Not so fast. Although superficially plausible, the above solution/dissolution of the puzzle begs the question against the doctrine of Heraclitean flux. Law goes at Heraclitus with the numerical-qualitative identity distinction. But this distinction presupposes a distinction between individuals and qualities. Given this distinction one can say that one and the same individual has different qualities at different times. Thus one and the same river is stepped into at different times. But on a doctrine of Heraclitean flux, there are no individuals that remain self-same over time. There is no substrate of change. Change cuts so deep that it cannot be confined to the properties of a thing leaving the thing, as the substrate of change, relatively unchanged. For Heracliteans as for Buddhists, it's flux all the way down.

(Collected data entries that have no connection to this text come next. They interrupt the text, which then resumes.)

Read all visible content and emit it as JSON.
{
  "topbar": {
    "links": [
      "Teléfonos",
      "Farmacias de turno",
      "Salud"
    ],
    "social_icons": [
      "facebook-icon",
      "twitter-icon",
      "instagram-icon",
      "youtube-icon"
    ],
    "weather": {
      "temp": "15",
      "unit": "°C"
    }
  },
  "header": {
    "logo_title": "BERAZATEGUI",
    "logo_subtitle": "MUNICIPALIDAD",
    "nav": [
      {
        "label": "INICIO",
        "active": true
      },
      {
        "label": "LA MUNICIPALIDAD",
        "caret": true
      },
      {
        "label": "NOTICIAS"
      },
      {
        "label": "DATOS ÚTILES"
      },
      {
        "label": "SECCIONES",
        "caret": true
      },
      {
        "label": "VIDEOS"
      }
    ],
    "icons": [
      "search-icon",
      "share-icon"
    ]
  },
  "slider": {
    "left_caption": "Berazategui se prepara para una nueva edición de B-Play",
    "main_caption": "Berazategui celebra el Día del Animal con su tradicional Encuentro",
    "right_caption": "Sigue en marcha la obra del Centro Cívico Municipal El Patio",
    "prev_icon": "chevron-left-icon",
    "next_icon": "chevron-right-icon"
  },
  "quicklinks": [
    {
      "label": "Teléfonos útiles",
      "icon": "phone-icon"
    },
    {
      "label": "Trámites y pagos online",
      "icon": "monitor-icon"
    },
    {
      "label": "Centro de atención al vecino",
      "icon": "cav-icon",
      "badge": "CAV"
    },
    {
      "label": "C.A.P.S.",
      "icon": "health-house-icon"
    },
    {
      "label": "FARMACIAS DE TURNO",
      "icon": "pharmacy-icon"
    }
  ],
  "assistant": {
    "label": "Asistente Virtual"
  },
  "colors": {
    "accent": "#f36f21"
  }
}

Law taxes Heraclitus with an illicit inferential slide from
The river jumped into the second time is not qualitatively the same
to
The river jumped into the second time is not numerically the same.
But there is no equivocation on 'same' unless we can sustain a distinction between the thing and its properties. Is this distinction unproblematic? Of course not. It reeks with problems. Just what is a thing in distinction from its properties? A Bergmannian bare particular? An Armstrongian thin particular? An Aristotelian primary substance? There are problems galore with these conceptions. Has anyone ever really clarified the notion of prote ousia in Aristotle? Nope. Is a thing a bundle of its properties? More problems. And what is a property? An abstract object? In what sense of 'abstract'? A universal? A trope? Will you say that there are no properties at all, only predicates? And what about the thing's HAVING of properties? What is that? Instantiation? Is instantiation a relation? If yes, does it sire Bradley's Regress? Are properties/concepts perhaps unsaturated in Frege's sense? Can sense be made of that? Is HAVING some sort of containment relation? Are the properties of a thing ontological constituents of it? And what could that mean? And so it goes.

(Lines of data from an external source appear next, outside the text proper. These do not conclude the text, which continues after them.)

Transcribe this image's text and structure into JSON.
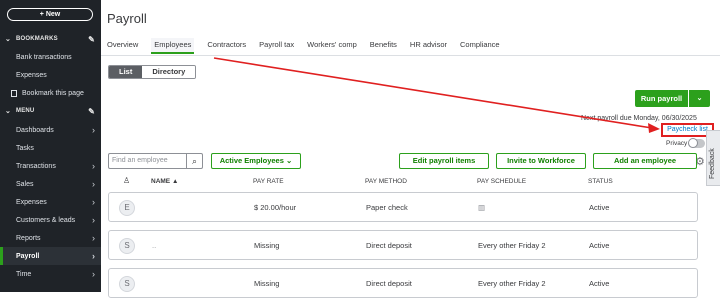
{
  "sidebar": {
    "new_label": "+ New",
    "bookmarks_header": "BOOKMARKS",
    "bookmark_items": [
      "Bank transactions",
      "Expenses",
      "Bookmark this page"
    ],
    "menu_header": "MENU",
    "menu_items": [
      "Dashboards",
      "Tasks",
      "Transactions",
      "Sales",
      "Expenses",
      "Customers & leads",
      "Reports",
      "Payroll",
      "Time"
    ],
    "active_item": "Payroll"
  },
  "page": {
    "title": "Payroll",
    "tabs": [
      "Overview",
      "Employees",
      "Contractors",
      "Payroll tax",
      "Workers' comp",
      "Benefits",
      "HR advisor",
      "Compliance"
    ],
    "active_tab": "Employees"
  },
  "toggle": {
    "list": "List",
    "directory": "Directory"
  },
  "run_payroll": {
    "label": "Run payroll",
    "dropdown_icon": "chevron-down-icon"
  },
  "due_text": "Next payroll due Monday, 06/30/2025",
  "paycheck_list": "Paycheck list",
  "privacy": "Privacy",
  "feedback": "Feedback",
  "toolbar": {
    "search_placeholder": "Find an employee",
    "filter_label": "Active Employees",
    "edit_payroll_items": "Edit payroll items",
    "invite_workforce": "Invite to Workforce",
    "add_employee": "Add an employee"
  },
  "table": {
    "columns": [
      "NAME ▲",
      "PAY RATE",
      "PAY METHOD",
      "PAY SCHEDULE",
      "STATUS"
    ],
    "rows": [
      {
        "initial": "E",
        "name": "",
        "pay_rate": "$ 20.00/hour",
        "pay_method": "Paper check",
        "pay_schedule": "▥",
        "status": "Active"
      },
      {
        "initial": "S",
        "name": "..",
        "pay_rate": "Missing",
        "pay_method": "Direct deposit",
        "pay_schedule": "Every other Friday 2",
        "status": "Active"
      },
      {
        "initial": "S",
        "name": "",
        "pay_rate": "Missing",
        "pay_method": "Direct deposit",
        "pay_schedule": "Every other Friday 2",
        "status": "Active"
      }
    ]
  },
  "colors": {
    "accent_green": "#2ca01c",
    "link_blue": "#0077c5",
    "annotation_red": "#e02020",
    "sidebar_bg": "#1f2328"
  }
}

We are presented with a puzzle and a seeming absurdity: There is no stepping twice into the same river. The Moorean rebuttal comes quickly: Of course, there is! Common sense, convinced that it is right, attempts to dissolve the puzzle by making a simple distinction between numerical and qualitative identity. The dissolution seems to work — but only if we remain on the surface of the troubled waters. Think a little more and you realize that the distinction presupposes a deeper distinction between thing and properties. But now we are launched into a labyrinth of ontological problems for which there is no accepted solution. The unclarity of the individual-property distinction percolates back upwards to disturb the numerical-qualitative distinction.

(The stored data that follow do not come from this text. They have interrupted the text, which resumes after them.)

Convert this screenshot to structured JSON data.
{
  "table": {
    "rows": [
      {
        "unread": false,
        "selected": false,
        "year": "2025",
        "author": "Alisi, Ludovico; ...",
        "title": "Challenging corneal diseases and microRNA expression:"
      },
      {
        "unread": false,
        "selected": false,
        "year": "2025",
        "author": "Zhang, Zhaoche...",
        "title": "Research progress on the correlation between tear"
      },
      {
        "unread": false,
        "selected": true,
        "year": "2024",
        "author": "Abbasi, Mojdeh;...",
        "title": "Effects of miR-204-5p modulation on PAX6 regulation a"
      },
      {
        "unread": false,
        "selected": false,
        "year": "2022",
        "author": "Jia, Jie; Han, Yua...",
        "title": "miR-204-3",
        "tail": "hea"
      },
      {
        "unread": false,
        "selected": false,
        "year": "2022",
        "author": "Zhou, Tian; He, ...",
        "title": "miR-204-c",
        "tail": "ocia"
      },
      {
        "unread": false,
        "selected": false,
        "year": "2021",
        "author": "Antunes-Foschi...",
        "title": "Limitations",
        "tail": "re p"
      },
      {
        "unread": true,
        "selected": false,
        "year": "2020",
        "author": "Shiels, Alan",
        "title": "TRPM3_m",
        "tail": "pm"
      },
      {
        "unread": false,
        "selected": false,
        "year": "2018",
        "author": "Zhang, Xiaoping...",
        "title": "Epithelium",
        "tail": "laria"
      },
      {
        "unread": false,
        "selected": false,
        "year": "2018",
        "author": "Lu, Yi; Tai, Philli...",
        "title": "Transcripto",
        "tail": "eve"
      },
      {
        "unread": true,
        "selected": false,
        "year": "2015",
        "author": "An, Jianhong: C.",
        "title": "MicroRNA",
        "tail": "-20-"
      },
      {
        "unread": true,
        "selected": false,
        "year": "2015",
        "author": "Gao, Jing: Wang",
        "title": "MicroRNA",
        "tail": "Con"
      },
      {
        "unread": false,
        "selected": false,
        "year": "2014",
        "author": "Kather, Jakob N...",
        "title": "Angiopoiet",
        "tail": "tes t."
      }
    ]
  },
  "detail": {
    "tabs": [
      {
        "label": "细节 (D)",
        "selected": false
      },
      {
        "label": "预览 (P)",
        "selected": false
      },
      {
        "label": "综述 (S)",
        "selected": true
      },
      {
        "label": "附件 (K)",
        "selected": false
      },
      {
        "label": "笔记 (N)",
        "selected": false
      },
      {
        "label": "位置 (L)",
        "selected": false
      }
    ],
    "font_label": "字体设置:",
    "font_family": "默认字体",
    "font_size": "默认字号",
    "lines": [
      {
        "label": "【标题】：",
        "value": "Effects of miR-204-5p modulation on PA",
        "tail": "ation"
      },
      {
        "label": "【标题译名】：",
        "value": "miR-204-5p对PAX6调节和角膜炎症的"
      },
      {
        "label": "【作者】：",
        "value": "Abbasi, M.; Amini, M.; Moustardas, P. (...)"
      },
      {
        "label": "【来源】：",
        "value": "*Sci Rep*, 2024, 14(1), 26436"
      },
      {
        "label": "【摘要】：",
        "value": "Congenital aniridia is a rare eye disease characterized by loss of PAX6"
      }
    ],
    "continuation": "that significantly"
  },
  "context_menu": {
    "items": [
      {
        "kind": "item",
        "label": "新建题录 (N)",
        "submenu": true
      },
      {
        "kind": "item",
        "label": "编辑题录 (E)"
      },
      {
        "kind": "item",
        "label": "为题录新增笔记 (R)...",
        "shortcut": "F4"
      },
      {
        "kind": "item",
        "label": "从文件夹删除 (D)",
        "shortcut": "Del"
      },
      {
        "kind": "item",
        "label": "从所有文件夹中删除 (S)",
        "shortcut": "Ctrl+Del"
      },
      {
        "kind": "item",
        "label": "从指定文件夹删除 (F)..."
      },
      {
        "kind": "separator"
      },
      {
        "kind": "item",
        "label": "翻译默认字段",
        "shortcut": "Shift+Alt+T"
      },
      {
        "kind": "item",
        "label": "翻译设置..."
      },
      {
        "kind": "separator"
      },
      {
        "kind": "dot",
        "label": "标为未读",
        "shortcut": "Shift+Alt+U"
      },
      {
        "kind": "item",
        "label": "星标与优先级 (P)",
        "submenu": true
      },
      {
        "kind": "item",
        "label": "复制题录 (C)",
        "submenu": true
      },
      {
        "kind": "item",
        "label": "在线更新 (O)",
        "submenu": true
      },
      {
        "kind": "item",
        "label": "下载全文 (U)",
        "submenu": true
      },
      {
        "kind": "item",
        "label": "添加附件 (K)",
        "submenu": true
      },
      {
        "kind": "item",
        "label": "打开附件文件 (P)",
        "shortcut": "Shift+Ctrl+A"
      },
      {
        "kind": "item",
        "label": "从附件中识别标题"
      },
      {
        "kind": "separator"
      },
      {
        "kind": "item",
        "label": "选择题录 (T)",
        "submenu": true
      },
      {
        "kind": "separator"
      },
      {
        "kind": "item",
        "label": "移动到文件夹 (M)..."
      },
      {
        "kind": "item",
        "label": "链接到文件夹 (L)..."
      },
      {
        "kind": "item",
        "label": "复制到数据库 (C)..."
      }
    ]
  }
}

Law has not definitively solved the Heraclitean puzzle.
The Numerical-Qualitative Distinction is Valid at the Level of Ordinary Language
We need to make the distinction, of course: it is fallout from, and exegesis of, ordinary usage. 'Same' is indeed ambiguous in ordinary English. The distinction does useful work at the level of ordinary language. The Heraclitean, however, need not be taken as contesting, at that level, the truth that one can step twice into the same river. He is making a metaphysical claim: there is in reality, below the level of conventional talk and understanding, radical flux. If so, there is nothing that remains self-same over time, such as a river, into which one can step twice.
Summary
To think clearly and avoid confusion one must observe the distinction between numerical and qualitative identity. But this distinction, which is serviceable enough for ordinary purposes, rests on a distinction, that of individual and property, which is metaphysically murky. Therefore, the common sense distinction cannot be used to dispatch the Heracliteans' metaphysical claim.
The deep metaphilosophical issue here concerns the role and status of Moorean rebuttals to seemingly crazy metaphysical claims. The illustrious Peter van Inwagen famously denies the existence of artifacts. But he is not crazy, and you won't be able to blow him out of the water with some simple-minded distinction.